Picture of Jane Deknatel

Jane Deknatel

Dinner with the president

Friday August 20th

I listen to friends’ stories and my own and realize that tripping and falling become the part of some people’s life as we age. I certainly have done my fair share, although I know that thirty minutes a morning on my yoga mat, doing lower back exercises, would send all the tripping away.

Forty years ago I practiced my first fall in grand style. I had flown from Sydney to Paris via Singapore and Bahrain, an almost twenty-four-hour journey. No matter how convinced I was I could get off the plane and go straight to work, I was wrong. I had made a date to have a drink as soon as I arrived in Paris with a friend and colleague whom I would miss otherwise. He was waiting in the lobby of the Hotel Bristol in Paris as I arrived on a hot summer’s evening. I asked if he would mind coming up to my suite and order us a drink, while I took a fast shower and put on some clean clothes. He was talking to me as he opened a bottle of wine, through a partially open bathroom door, which meant I had to leave the shower door ajar so I could hear him. The white marble floor was wet as I got out. I slipped and fell, and landed with my legs up the wall, stuck between the toilet and the bidet. Red marks were flowing down the wall and I wondered if someone had been shot. I called out to my friend to come into the bathroom, please. I could feel his hesitation, why would I ask him to do this? Finally, he opened the door and walked in. The floor was covered in blood from a long gash in my head. I couldn’t move, and I suspect I was crying, at least moaning.

He pulled me out, found a pile of wonderful thick white hotel towels, and wrapped my head and body. I slowly stood up. I was still alive. He went to the phone and in rapid French called the hotel doctor who had to be found at home The doctor arrived thirty minutes later. ‘You will have to go to the American Hospital on the outskirts of Paris and get this sewn up’ he said. I looked at my friend and assumed he would take me. The doctor closed his bag and left.  Yves explained that he couldn’t take me as he was having dinner with the President of France, who lived just down the road.  Certainly, not something one cancels for a personal emergency as silly as mine. I was stunned. Was he just going to leave me here?  In true Gallic fashion he called the housekeeper and told her to bring a pile of fresh white towels and to send a maid to clean the bathroom immediately.  And with that, he left.

I remember opening my suitcase and taking out a cream silk suit and putting it on. My head remained wrapped in a thick white towel and I phoned the front desk for a car and driver to find the hospital for me. Ten minutes later I sat in the back seat and was driven to the outskirts of Paris. The hospital was dark when we arrived, and I wondered if it was even open. The driver, who spoke no English and my French not up to begging him for help, sat stolidly in the car. I walked towards the entrance and life was transformed. A German nurse appeared from nowhere, ‘I have a hole in my head’ I managed in French. Her perfect English took over. She unwrapped my towel, took my arm and said gently, ‘come with me’.

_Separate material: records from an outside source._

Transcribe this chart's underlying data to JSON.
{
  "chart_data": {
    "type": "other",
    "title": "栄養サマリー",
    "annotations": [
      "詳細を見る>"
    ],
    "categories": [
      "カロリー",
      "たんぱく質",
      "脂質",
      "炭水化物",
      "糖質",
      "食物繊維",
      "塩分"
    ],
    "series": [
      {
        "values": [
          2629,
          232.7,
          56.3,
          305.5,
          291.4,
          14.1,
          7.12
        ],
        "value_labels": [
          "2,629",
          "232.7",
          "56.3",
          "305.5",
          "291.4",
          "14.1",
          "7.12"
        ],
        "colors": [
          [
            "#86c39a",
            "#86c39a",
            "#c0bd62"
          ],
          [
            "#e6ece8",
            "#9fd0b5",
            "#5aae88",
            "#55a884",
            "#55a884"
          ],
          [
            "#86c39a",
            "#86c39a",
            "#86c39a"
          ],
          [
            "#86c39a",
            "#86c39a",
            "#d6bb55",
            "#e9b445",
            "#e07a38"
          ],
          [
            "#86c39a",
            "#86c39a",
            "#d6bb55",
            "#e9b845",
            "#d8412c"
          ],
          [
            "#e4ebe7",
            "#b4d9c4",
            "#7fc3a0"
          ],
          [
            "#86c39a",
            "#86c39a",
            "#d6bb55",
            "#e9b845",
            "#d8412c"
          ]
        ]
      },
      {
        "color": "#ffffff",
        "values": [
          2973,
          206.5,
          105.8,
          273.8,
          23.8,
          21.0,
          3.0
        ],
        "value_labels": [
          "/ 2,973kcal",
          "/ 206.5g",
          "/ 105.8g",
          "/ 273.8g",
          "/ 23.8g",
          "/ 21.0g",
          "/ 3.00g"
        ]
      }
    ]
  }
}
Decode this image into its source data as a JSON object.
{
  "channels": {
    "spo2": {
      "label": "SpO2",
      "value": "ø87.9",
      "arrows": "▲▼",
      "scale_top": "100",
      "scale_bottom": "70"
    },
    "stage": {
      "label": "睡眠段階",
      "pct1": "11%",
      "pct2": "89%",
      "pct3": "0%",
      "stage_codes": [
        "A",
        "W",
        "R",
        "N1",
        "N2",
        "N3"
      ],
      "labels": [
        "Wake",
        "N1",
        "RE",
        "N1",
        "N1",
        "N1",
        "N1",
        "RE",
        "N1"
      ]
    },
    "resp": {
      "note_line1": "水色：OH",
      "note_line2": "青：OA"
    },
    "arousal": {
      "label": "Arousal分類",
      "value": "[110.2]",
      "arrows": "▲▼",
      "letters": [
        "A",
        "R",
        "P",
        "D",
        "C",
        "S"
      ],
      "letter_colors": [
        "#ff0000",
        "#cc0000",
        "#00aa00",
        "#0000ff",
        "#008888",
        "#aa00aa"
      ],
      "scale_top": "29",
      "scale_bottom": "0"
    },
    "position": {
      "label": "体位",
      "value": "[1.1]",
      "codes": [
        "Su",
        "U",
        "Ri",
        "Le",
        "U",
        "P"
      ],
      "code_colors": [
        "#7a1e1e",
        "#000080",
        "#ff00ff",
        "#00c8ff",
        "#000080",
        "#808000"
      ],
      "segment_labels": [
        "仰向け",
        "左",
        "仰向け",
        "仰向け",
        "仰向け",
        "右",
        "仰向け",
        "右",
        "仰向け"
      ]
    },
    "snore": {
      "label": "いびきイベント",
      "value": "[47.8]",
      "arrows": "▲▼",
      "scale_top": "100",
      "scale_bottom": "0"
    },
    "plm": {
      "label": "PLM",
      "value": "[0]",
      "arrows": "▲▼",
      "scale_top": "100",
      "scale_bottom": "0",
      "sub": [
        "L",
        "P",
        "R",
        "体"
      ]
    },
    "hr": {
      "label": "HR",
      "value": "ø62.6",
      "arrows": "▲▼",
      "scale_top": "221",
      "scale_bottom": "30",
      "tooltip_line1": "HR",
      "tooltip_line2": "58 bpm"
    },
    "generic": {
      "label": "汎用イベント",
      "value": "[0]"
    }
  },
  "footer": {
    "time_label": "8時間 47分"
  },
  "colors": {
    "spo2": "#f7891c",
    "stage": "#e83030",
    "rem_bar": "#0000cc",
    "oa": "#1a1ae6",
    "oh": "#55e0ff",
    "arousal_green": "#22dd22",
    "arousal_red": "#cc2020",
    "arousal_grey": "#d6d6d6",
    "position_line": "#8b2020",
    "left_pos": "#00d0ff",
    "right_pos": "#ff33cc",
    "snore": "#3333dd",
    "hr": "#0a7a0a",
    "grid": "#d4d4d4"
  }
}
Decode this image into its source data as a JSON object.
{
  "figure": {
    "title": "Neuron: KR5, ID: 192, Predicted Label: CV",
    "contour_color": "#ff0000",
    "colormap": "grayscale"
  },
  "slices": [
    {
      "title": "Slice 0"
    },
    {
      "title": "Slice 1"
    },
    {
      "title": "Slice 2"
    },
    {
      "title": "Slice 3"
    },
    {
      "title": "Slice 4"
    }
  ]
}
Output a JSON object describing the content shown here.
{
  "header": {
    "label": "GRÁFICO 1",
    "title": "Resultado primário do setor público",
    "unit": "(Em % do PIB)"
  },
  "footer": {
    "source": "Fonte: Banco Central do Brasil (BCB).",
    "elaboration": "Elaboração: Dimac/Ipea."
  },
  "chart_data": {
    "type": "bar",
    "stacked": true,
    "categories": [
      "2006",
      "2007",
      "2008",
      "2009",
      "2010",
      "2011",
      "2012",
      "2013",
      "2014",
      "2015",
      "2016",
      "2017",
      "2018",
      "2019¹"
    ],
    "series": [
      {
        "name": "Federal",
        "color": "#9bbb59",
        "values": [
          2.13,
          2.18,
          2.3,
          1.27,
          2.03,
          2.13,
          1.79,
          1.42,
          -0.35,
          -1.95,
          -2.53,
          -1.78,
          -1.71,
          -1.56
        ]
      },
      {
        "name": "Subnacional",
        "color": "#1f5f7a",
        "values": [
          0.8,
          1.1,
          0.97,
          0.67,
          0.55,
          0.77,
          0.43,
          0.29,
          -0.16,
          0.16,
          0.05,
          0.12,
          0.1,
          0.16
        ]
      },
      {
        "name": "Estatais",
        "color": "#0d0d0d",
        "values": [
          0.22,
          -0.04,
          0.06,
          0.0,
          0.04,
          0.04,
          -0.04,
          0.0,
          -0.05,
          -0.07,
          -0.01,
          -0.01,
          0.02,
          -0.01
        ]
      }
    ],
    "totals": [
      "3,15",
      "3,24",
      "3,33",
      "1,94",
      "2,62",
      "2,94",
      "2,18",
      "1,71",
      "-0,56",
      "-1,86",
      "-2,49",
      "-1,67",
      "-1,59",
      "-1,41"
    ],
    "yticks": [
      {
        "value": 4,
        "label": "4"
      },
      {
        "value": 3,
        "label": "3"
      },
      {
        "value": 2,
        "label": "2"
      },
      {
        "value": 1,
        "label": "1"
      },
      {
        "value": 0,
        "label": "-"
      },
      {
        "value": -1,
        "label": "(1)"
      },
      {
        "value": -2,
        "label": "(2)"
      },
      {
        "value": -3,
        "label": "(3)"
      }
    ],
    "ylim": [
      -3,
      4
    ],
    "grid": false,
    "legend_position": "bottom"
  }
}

Within minutes I was on an operating table, still in my silk suit, but surrounded by staff and a young Welsh doctor who talked to me in a soft voice as he explained what he was going to do. He put many stitches in my head and finally we were done.

‘You can’t be alone for the next twenty-four hours’ he said, looking into my eyes. I must have been as high as a kite from the anesthetic, and I asked him if he would like to come with me. ‘My wife wouldn’t like it’ he grinned back at me.  They made sure I was safely back in the car and directed the driver back to Hotel Bristol.

Back in my room I was ravenous. It was two o’clock in the morning. I ordered a French version of a club sandwich that arrived in minutes. It was three miles high. Knowing that I shouldn’t be alone, I interpreted as not going to sleep, so I took out a mini-series script – that later became a huge hit – and started to read.

I was due at a meeting in Cannes the next day and had an early plane to catch. I don’t remember much about flying to Cannes or being driven to the Hotel du Cap but, five days later, when my office, and my housekeeper and children in Sydney couldn’t reach me, the hotel staff entered my room. I had apparently passed out, not realizing the days were going by. I missed the Film Festival altogether and, while a bit thinner, was fine. It was time to fly to London and get to work again.